A better schema pattern for you is to simply do this:
{
"date_added" : ISODate("2014-04-03T18:54:36.400Z"),
"name" : "1376434800_file_output_2014-03-10-09-27_44.csv"
},
{
"date_added" : ISODate("2014-04-03T18:54:36.410Z"),
"name" : "1376434800_file_output_2014-03-10-09-27_44.csv"
},
{
"date_added" : ISODate("2014-04-03T18:54:36.402Z"),
"name" : "1376434800_file_output_2014-03-10-09-27_44.csv"
},
{
"date_added" : ISODate("2014-04-03T18:54:36.671Z"),
"name" : "1376434800_file_output_2014-03-10-09-27_44.csv"
}
If that is in it's own collection then you can always actually use indexes to ensure uniqueness. The aggregation framework can break down the date parts and hours where needed.

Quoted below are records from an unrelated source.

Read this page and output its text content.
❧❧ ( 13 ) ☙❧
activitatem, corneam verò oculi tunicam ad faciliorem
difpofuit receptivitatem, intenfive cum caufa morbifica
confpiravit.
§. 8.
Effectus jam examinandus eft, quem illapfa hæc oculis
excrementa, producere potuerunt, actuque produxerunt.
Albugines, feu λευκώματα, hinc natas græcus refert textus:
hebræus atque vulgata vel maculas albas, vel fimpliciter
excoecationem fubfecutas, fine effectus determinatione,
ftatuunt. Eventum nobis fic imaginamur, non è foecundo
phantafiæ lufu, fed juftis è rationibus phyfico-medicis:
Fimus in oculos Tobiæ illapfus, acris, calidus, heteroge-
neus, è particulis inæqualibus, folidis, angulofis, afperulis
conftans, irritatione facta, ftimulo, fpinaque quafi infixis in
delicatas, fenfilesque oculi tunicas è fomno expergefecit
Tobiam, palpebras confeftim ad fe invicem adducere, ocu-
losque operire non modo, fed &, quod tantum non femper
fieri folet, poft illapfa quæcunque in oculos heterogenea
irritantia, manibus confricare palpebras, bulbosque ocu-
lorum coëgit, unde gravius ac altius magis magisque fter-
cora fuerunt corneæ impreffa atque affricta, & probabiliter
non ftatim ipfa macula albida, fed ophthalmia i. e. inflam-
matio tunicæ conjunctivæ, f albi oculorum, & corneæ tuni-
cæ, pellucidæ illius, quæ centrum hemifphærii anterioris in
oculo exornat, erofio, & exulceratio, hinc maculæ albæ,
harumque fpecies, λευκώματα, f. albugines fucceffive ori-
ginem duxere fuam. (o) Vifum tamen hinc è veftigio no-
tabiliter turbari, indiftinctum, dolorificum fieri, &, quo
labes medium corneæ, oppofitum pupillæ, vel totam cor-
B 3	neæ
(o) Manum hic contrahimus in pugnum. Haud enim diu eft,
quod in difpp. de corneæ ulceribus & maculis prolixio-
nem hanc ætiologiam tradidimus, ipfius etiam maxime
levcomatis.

Where you must have that as part of another document then try at least to avoid the nested arrays. This would be acceptable but not as flexible as separating the entries:
{
"_id" : "2013-08-13",
"hours" : {
"23": [
{
"date_added" : ISODate("2014-04-03T18:54:36.400Z"),
"name" : "1376434800_file_output_2014-03-10-09-27_44.csv"
},
{
"date_added" : ISODate("2014-04-03T18:54:36.410Z"),
"name" : "1376434800_file_output_2014-03-10-09-27_44.csv"
},
{
"date_added" : ISODate("2014-04-03T18:54:36.402Z"),
"name" : "1376434800_file_output_2014-03-10-09-27_44.csv"
},
{
"date_added" : ISODate("2014-04-03T18:54:36.671Z"),
"name" : "1376434800_file_output_2014-03-10-09-27_44.csv"
}
]
}
}
It depends on your intended usage, the last would not allow you to do any type of aggregation comparison across hours within a day. Not in any simple way. The former does this easily and you can still break down selections by day and hour with ease.
Then again, if you are only ever appending information then your existing schema should be find. But be aware of the possible issues and alternatives.